Mi primera huelga, a los pocos meses de ingresar en la Universidad, me dejó huella. Y eso que he olvidado el motivo concreto, relacionado con la reforma de las carreras de Letras. Un día de invierno, a principios de 1987, los delegados propusieron parar, se aprobó a mano alzada y pasaron días, una semana, un mes, dos meses, tres meses… de tardes sin clases, de asambleas inacabables y disputados recuentos de manos alzadas, de sesudos análisis socioeconómicoideológicoeducativos, de órdenes del día y cuestiones de orden, de alguna manifestación callejera, de temprano entusiasmo y posterior aburrimiento, de absoluto desconcierto.
El paro concluyó cuando, allá por abril, comenzó a correrse la voz de que íbamos a perder el curso. Los alumnos de quinto, pendientes ya de su futuro laboral, consiguieron someter a votación –“la asamblea es soberana”- la continuidad de la “inmovilización”. Y triunfó el “no”. Éramos jóvenes, estudiantes, todos de Letras, muchos de izquierdas. Aunque había llegado mayo, París quedaba lejos. Volvimos a la biblioteca. Salvamos el curso.
No sé ahora, entonces en la facultad se respiraba una propensión a la huelga que sólo iba disipándose al final de la carrera. En segundo o en tercero, estuvimos a punto de desertar temporalmente porque no había calefacción en el aula.

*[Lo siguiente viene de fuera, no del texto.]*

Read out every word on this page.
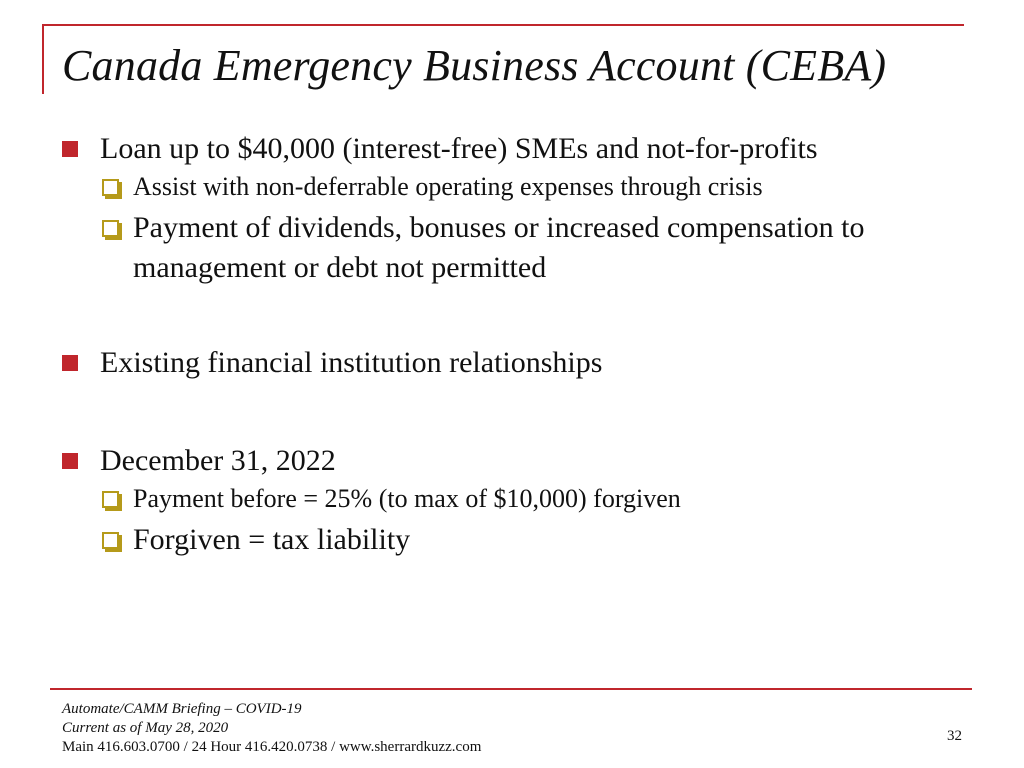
Canada Emergency Business Account (CEBA)
Loan up to $40,000 (interest-free) SMEs and not-for-profits
Assist with non-deferrable operating expenses through crisis
Payment of dividends, bonuses or increased compensation to management or debt not permitted
Existing financial institution relationships
December 31, 2022
Payment before = 25% (to max of $10,000) forgiven
Forgiven = tax liability
Automate/CAMM Briefing – COVID-19
Current as of May 28, 2020
Main 416.603.0700 / 24 Hour 416.420.0738 / www.sherrardkuzz.com
32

Recuerdo los pasillos espectrales del 14-D y, cómo ya en quinto, primavera del 91, no quisimos saber nada de un paro estudiantil para protestar contra el inicio de la Primera Guerra del Golfo. Estados Unidos, al frente de una coalición internacional que incluía a España, atacó a Irak como respuesta a su invasión previa de Kuwait. Entre tantos tanques y frente a semejantes tormentas de arena, ¿íbamos nosotros a cambiar el mundo?
A la Universidad, además de un impagable grupo de amigos, debo mi primer contacto con el mundo real. Yo procedía de un buen colegio privado, al que sigo agradecido, y de su microcosmos. Pero en Filosofía y Letras, conocí, pasé apuntes, trabé amistad con compañeros que de repente desaparecían porque habían entrado en alguna fábrica, iniciaban una sustitución en una oficina o marchaban a una campaña agrícola. Mataban por un aprobado, y sin embargo sacar nota era para ellos un lujo prescindible. Continúo admirando su mérito.
Han pasado veinte años y en España, con todos los respetos, hay cada vez menos obreros y más trabajadores, más mezcla de clases y menos lucha. No hace tanto, nos soñábamos acomodados, progresistas, protegidos y con vacaciones en el Caribe. Ahora tenemos miedo de quedar a la intemperie. Las movilizaciones sindicales, que tantos derechos conquistaron desde el siglo XIX, no nos ayudan a entender un futuro que se anuncia complejo e individualista.
La España democrática ha entrado en la crisis de los cuarenta. Adiós al idealismo. Desde Europa, al optimista Zapatero le rompieron los sueños, le hicieron ver las amenazas, le trazaron las reformas. No pudo negarse. Los sindicatos también se han topado, demasiado tarde, con la realidad. Ahora necesitan plantarse para sobrevivir. No se movilizaron cuando el paro se multiplicaba, no ayudaron a cambiar el mundo, ahora se juegan el culo. Como todos los trabajadores, por desgracia.
1 comentario:
Durante mi carrera la economía iba viento en popa, así que no nos tocó movilización alguna. Teníamos, y tuvimos hasta ayer, el futuro asegurado a la salida de la Escuela.
Lo que sí hubo, muchos minutos de silencio y de manos blancas contra el terrorismo (Miguel Ángel Blanco, Tomás y Valiente).
Y avisos de bomba, y desalojo, cada febrero, junio y septiembre, media hora antes del examen de Estructuras.